Prosper is the first peer-to-peer lending market place in America. This document is used to visualize a loan data from Prosper. It contains 113,937 loans with 81 variables on each loan, including loan amount, borrower rate (or interest rate),current loan status, borrower income, and many others.Once the dataset is loaded on a pandas dataframe, I have wrangled the dataset with some high level analysis by using info(),describe(),head(),dtypes(),shape. Then, I checked if null values exist on some series of columns of the dataset. I used the isnull() and notna to adjust the null values. On top of that, I changed some of the columns to an ordered categorical type. Next, I checked the distribution of the categorical type columns by using the value_counts() function.
In the exploration process, I figured out which variables affect the loan status of a borrower. I have come up with 11 variables to conduct this exploration. While exploring, I found that some of the variables having a strong correlation. To mension some, BorrowerRate and BorrowerAPR have a strong relationship.Other relationship I have found is the correlation between MonthlyLoan Payment and BorrowerAPR.These two variables have a negative correlation. What I have concluded from this relationship is that when a borrower's monthly loan payment increases, the BorrowerAPR will decrease. On top of exploring the relationship between the chosen variables, I also checked the correlation of some of the variables with LoanStatus. It seams that the loan status of a borrower is highly affected by the EmploymentStatus, MonthlyLoanPayment and PaymentScore. Based on this exploration, borrowers with EmloymentStatus of "employeed" and "other" and a ProsperScore with a high value will pay have a "current" loan status.

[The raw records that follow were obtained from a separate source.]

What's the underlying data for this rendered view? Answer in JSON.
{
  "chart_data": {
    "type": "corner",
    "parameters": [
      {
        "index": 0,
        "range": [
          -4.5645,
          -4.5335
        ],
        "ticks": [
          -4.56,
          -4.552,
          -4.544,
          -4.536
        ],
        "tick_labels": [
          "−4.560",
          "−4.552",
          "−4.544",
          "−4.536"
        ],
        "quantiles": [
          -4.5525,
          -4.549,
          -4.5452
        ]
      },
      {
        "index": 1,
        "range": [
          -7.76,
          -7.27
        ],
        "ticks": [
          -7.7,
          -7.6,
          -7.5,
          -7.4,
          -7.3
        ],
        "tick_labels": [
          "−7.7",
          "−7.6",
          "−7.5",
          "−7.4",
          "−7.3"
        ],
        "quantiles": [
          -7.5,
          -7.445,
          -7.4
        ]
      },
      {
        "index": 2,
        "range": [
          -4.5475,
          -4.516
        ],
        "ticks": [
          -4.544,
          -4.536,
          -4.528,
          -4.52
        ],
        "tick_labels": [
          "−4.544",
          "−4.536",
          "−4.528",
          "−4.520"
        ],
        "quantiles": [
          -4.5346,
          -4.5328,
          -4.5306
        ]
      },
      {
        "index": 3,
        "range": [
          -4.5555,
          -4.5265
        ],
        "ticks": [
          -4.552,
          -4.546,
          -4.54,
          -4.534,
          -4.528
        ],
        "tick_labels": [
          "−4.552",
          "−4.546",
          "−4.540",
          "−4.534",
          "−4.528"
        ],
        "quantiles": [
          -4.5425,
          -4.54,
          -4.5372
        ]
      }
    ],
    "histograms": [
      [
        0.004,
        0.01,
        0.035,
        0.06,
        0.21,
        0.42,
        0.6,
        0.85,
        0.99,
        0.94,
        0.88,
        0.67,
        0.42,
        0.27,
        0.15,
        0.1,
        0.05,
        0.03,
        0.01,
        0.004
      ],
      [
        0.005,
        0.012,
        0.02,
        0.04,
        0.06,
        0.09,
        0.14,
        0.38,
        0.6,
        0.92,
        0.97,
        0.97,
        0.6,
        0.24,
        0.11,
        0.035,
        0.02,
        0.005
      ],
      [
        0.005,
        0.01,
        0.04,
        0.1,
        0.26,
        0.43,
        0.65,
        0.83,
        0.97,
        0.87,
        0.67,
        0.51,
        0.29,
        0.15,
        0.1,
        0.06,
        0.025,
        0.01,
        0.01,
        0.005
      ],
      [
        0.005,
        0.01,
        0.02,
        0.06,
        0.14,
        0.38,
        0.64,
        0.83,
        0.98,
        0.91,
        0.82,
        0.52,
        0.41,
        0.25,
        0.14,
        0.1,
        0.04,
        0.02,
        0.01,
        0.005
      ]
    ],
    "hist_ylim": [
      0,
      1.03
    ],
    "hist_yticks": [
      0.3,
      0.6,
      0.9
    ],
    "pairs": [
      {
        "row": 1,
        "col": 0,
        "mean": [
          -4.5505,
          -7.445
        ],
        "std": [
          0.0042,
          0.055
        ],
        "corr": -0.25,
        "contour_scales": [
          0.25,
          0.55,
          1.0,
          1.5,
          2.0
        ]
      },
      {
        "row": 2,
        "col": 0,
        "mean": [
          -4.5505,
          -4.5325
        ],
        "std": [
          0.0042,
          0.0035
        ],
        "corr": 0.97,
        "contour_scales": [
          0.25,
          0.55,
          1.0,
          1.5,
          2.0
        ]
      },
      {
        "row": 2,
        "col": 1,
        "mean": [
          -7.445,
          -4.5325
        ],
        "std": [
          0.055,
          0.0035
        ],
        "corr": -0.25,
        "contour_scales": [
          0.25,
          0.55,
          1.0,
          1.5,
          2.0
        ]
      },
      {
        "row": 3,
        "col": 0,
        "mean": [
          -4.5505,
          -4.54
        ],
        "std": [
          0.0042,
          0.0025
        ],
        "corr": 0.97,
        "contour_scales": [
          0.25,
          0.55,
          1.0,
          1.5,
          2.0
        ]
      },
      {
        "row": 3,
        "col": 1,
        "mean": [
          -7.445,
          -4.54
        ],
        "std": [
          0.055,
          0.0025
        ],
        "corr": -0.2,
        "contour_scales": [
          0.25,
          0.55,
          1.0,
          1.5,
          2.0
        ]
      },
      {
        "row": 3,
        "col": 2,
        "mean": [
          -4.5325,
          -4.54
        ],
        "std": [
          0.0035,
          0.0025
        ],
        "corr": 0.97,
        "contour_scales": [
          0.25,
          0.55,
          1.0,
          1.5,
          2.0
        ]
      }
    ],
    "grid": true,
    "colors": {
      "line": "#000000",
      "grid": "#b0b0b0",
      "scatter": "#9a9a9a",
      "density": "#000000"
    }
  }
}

For the Presention part, I will focus on the influence of employement status, monthly loan payment and payment score on the loan status of a borrower. First I will introduce the the categorical variables. On top of that, I will perform data wrangling process to clean the variables I need for this exploration phase. Then I will visualize the distribution of loan status variable.Next, I will check the distribution of the remaining variables. Then I will check the relationship between the 3 variables and loan status. Finally, I will use a multivariate exploration to check the cummulative effect of the vaiables I choose on loan status.